Suns claim win in first round of bulletin battle

June 21, 1999|By DAN KULIN /Staff Writer

The Hagerstown Suns claimed early victories in their Church Bulletin Days discrimination legal battle on Monday, saying that an administrative law judge had denied several motions from the plaintiffs in the case.

According to a statement from the team, Maryland Administrative Law Judge Georgia Brady denied a motion for summary judgment, and denied two separate requests to bar certain testimony from the June 28 hearing.

In general, summary judgment can be granted in cases in which both parties agree on the facts of a case.

Michael D. Berman, a Baltimore lawyer working with the American Civil Liberties Union on the case against the Suns, said: "Our response to that is that the trial is next week and unlike the Suns we're going to litigate this in the courtroom not in the arena of public opinion."

"We think we'll win our case with or without these (motions)," Berman said. "It would have been easier to win the case if her rulings had been different."


The Suns, a Class A affiliate of the Toronto Blue Jays, said they look forward to the hearing.
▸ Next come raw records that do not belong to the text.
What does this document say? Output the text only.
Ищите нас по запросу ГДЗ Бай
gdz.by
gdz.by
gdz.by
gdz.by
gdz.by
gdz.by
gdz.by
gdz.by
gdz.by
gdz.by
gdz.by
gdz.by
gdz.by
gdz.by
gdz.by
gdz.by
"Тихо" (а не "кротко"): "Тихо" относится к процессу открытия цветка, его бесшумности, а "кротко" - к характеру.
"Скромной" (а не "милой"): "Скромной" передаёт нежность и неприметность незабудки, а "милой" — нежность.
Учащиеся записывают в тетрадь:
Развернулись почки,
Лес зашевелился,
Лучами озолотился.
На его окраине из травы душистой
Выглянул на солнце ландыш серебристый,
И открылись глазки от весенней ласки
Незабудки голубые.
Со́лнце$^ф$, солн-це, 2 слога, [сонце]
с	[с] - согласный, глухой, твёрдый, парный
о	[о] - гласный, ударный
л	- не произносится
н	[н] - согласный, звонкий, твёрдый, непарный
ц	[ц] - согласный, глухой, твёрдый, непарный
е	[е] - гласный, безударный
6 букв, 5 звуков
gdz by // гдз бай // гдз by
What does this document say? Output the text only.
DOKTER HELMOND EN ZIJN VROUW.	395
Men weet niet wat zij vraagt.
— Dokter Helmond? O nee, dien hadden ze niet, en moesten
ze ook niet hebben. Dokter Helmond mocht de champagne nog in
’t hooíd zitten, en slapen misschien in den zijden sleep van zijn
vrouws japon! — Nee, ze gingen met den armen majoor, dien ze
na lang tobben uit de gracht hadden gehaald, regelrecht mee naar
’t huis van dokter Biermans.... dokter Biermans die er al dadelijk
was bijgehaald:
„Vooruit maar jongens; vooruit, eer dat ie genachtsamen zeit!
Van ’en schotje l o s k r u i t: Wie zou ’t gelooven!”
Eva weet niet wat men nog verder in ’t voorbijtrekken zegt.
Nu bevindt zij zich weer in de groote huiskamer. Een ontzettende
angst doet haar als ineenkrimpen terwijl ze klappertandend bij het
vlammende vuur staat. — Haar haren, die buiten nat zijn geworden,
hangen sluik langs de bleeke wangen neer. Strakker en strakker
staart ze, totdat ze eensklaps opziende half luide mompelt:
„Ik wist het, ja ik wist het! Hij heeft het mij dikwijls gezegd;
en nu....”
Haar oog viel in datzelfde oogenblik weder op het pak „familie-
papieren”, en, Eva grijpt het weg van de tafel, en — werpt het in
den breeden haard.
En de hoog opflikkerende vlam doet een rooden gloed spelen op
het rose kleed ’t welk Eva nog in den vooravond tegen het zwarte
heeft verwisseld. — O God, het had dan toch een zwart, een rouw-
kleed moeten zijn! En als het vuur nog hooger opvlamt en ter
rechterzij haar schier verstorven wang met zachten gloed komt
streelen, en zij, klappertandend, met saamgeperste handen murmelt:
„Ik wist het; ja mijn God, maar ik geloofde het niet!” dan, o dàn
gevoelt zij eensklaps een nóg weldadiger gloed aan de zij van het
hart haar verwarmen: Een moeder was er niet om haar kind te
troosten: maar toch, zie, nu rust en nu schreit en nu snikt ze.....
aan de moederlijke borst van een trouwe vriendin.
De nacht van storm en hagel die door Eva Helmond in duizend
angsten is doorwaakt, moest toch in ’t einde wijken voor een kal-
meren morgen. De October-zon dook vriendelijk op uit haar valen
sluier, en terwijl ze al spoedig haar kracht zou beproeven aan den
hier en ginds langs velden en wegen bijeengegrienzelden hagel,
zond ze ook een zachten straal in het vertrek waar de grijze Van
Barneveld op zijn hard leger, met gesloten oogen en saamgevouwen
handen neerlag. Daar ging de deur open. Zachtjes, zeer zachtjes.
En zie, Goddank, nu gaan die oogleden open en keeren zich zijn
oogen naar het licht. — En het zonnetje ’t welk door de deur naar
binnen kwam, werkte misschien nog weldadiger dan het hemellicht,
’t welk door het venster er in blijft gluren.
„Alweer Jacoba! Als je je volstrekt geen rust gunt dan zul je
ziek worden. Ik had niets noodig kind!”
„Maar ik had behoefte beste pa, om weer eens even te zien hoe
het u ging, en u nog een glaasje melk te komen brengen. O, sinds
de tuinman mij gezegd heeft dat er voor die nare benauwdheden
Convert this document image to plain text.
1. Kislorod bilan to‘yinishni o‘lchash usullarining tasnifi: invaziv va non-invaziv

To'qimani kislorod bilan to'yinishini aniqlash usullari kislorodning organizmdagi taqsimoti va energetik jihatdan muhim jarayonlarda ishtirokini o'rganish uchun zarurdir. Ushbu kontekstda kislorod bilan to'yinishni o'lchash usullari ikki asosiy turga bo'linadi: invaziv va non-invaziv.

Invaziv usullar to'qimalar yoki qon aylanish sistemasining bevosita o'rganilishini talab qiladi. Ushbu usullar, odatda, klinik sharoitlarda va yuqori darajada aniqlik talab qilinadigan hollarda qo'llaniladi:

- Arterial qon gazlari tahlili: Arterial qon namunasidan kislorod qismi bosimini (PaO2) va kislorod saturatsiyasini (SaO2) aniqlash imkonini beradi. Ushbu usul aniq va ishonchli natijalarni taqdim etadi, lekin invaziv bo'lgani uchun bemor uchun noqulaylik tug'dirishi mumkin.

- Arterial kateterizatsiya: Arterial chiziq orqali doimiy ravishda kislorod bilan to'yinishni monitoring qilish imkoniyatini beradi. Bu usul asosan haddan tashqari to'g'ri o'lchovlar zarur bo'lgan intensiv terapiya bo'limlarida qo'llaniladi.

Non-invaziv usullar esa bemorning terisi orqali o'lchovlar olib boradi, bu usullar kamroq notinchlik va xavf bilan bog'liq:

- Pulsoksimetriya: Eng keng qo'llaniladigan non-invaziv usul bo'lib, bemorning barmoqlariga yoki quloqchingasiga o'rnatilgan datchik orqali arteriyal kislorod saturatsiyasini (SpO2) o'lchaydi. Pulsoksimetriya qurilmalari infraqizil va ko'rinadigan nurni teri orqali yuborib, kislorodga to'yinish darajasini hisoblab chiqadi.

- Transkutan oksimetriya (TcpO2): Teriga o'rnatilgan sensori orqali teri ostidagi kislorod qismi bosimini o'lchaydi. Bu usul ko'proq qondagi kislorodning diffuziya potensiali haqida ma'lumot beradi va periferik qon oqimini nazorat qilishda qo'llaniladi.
According to the statement from the Suns, groups that have filed friends of the court briefs on the Suns behalf include the national Association of Professional Baseball Leagues, the Becket Fund for Religious Liberty, the American Center for Law and Justice and the Rutherford Institute.

The Church Bulletin Day promotion, in place for the past five seasons, offers families of up to six people a group admission price of $6 if they present a church bulletin when arriving for Sunday home games at Municipal Stadium in Hagerstown.

The dispute over the promotion began April 12, 1998, when Carl Silverman, of Waynesboro, Pa., asked that he and his two daughters be admitted to a Suns game for the $6 discounted price even though he did not have a church bulletin.

Silverman was not given the discount, and filed a complaint with the state contending the policy was a form of discrimination.

In March, the Maryland Commission on Human Relations filed a statement of charges against the Suns agreeing with Silverman, thereby initiating the process expected to culminate in a June 28 hearing and an administrative law judge's ruling on the matter.

The judge could rule in favor of the Suns and allow the team to continue the promotion. Or the judge could order the Suns to stop the promotion, pay a fine of up to $500, and order team officials to go to sensitivity training.

Silverman last August filed a discrimination lawsuit against the Suns in U.S. District Court in Baltimore. That lawsuit has been postponed at least until after the administrative hearing.